Currently, if for instance, a server is killed the client receives a COMM_FAILURE then the transport is closed down and the GIOP layer is kept 'open'. However, the problem is that with this scenario we get a ClientMessageReceptor thread stuck in receive messages loop. Of course, if the client object is _release'd this would go away. If the GIOP connection is closed in ClientGIOPConnection::closeAllowReopen i.e. close() is called (after being called from streamClosed) then the thread is released into the pool and the transport and giop layer are closed down. However, this does not negate the possibility of calling the client object again - it should simply attempt to call the server again, reopening the connection/transport if required. There appears to be a trade-off here between object creation/gc versus threads. If the client does not call release, it can cause thread pool exhaustion as many threads are simply locked up waiting.
Fixed on master by 0b9f406a288dcba2fe3cd4a6bcadcf8c412a9559 and branch by 8ce56ede8b404bf6c37e21fa31c4ac55c9976853
Created attachment 456 [details] example of failure raised by this bug fix The attached patch modifies the hello demo to illustrate a negative side effect to the current fix for this bug. Given a server listening on a specific endpoint, a client will hang indefinitely if the server dies and is restarted while the client is still running.
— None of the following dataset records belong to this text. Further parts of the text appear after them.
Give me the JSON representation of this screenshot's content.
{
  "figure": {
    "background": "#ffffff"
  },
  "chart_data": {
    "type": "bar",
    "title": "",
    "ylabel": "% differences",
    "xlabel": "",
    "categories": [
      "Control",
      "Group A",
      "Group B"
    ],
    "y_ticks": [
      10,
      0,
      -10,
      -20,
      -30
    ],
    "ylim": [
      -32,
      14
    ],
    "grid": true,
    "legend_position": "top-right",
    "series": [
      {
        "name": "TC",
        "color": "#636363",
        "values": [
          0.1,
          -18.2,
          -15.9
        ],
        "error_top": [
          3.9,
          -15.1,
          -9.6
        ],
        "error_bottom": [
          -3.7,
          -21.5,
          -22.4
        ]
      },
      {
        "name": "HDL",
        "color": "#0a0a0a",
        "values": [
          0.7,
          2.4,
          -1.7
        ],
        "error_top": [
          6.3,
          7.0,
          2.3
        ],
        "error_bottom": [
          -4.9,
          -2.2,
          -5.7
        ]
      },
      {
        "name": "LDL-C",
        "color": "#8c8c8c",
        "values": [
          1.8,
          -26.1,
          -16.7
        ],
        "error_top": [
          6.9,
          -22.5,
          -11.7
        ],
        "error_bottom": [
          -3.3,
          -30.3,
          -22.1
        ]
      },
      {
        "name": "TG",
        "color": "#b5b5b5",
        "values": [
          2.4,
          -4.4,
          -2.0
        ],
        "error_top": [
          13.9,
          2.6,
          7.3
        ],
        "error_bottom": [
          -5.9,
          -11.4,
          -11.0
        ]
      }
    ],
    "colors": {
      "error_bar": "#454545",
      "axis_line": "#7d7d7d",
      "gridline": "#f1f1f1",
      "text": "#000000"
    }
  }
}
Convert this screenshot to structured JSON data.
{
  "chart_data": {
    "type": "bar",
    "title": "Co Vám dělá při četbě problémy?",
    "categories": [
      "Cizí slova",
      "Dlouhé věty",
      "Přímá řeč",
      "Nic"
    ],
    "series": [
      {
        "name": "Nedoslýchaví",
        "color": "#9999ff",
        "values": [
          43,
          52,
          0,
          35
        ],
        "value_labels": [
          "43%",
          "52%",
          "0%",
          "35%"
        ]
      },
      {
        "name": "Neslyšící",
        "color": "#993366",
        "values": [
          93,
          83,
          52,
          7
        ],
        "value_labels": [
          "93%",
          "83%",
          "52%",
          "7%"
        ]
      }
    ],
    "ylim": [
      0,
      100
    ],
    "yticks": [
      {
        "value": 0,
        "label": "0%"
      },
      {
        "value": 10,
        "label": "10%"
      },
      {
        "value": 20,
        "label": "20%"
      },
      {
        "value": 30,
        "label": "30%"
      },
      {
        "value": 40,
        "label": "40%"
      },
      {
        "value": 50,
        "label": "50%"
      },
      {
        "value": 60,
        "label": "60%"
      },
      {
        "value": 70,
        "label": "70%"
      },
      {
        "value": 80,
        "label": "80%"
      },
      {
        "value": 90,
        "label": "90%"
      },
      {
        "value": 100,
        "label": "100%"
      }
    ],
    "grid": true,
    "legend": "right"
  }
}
It seems that when "disconnect_after_systemexception" is true, the thread in GIOPConnection.receiveMessages exits but later after a new connection is established no thread reenters receiveMessages so the server's reply message is never received and the client is hung. My test has to be run by hand, use separate command lines for client and server. cd demo/hello jaco -cp target/classes org.jacorb.demo.hello.Server hello.ior and cd demo/hello jaco -cp target/classes org.jacorb.demo.hello.Client hello.ior While the client is sleeping, kill and restart the server. Observe the client hangs after sending the request. Note that uncommenting Client.java line 43: // p.setProperty ("jacorb.connection.client.disconnect_after_systemexception", "false"); allows the client to recover.
reopening as there is still an issue here.
Discussing with Phil - might need a patch in ClientConnectionManager
Fix 932cf57c941d6794e180fd69272fbfc46b38d5d9 applied.